Heat treatment of metals

Abstract

Ferrous metal is treated by austenitic nitro-carburizing in a heat treatment furnace. A suitable atmosphere is created by admitting to the furnace nitrogen; ammonia; and a liquid or vaporous organic compound of carbon, hydrogen and oxygen. The atmosphere is maintained at a temperature in the range 690.degree. to 750.degree. C. The organic compound is typically methanol and the atmosphere typically comprises nitrogen, carbon monoxide, hydrogen and free ammonia as well as small amounts of methane, carbon dioxide and water vapor.After being removed from the furnace, the ferrous metal is quenched. It has an outer surface layer of white, scuff-resistant, epsilon compound and an inner carbo-nitrided case containing austenitic and martensitic zone. The ferrous metal may then be treated to convert austenite to martensite or lower bainite.

Description

BACKGROUND OF THE INVENTION

This invention relates to the heat treatment of metals.

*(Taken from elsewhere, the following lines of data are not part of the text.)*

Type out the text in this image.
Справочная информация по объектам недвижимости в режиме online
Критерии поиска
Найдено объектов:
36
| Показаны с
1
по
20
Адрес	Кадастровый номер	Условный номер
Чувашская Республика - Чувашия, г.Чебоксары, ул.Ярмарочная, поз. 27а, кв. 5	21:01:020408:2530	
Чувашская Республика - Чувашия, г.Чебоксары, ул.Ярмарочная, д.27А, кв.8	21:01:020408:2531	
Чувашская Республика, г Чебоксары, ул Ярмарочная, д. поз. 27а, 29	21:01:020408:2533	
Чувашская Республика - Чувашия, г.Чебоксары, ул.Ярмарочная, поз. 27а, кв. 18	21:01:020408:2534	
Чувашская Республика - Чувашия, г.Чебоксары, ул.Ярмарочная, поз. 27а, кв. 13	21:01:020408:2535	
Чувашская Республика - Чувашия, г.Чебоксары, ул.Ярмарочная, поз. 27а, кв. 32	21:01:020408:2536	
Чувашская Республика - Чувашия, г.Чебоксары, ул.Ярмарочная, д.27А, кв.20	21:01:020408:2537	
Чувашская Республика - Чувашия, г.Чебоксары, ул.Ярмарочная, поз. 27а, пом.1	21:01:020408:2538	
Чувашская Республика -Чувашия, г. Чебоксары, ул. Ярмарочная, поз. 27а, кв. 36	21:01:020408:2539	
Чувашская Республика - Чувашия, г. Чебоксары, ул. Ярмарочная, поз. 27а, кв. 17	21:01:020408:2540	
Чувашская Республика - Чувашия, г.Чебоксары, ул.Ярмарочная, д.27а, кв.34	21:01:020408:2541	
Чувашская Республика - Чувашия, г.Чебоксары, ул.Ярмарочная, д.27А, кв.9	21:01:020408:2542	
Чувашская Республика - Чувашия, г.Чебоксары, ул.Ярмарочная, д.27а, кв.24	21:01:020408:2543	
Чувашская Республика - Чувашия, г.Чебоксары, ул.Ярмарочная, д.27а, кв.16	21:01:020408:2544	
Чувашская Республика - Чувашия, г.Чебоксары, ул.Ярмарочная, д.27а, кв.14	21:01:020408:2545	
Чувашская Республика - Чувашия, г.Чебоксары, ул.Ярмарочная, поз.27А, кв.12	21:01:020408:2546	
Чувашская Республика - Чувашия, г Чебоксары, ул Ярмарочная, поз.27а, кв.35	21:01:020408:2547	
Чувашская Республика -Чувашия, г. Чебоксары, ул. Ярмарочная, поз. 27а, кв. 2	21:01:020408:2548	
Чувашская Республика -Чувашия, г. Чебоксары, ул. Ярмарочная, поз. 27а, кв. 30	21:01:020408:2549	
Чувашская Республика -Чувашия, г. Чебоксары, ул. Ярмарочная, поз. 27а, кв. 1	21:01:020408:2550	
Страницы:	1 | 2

One method of heat treatment, in daily commercial use, is the carbonitriding of low carbon steels. If the components to be carbonitrided are of relatively thin cross-section they tend to become physically distorted. Attempts have therefore been made to find alternative heat treatment processes to carbonitriding in order to avoid this problem of distortion. One such process is ferritic nitro-carburising. It has been found that the process of ferritic nitro-carburising of mild steel components enables the problem of distortion to be overcome and enables a scuff-resistant surface finish to be obtained. One drawback of the process of ferritic nitro-carburising is, however, that the components, after treatment by the process, tend to have poor indentation resistance. Another process which overcomes the aforementioned problem of distortion is austenitic nitro-carburising. Moreover, mild steel components can be given good scuff-resistance and indentation-resistance by being subjected to austenitic nitro-carburising.

In order to perform a process of austenitic nitro-carburising of components of mild or other low carbon steel, it has hitherto been the practice to produce the necessary atmosphere by adding ammonia to an atmosphere produced by an endothermic generator and to supply the resultant gas mixture (or the two gas streams separately) to a furnace (typically a sealed quench furnace) in which the treatment is performed. Endothermic generators do however have certain disadvantages. In particular, they can be expensive to maintain, and skilled operatives are often required for this purpose; they are relatively expensive items of capital equipment which have a finite life; and they are quite bulky and take up floorspace which could otherwise be used for a different purpose in a heat treatment workshop.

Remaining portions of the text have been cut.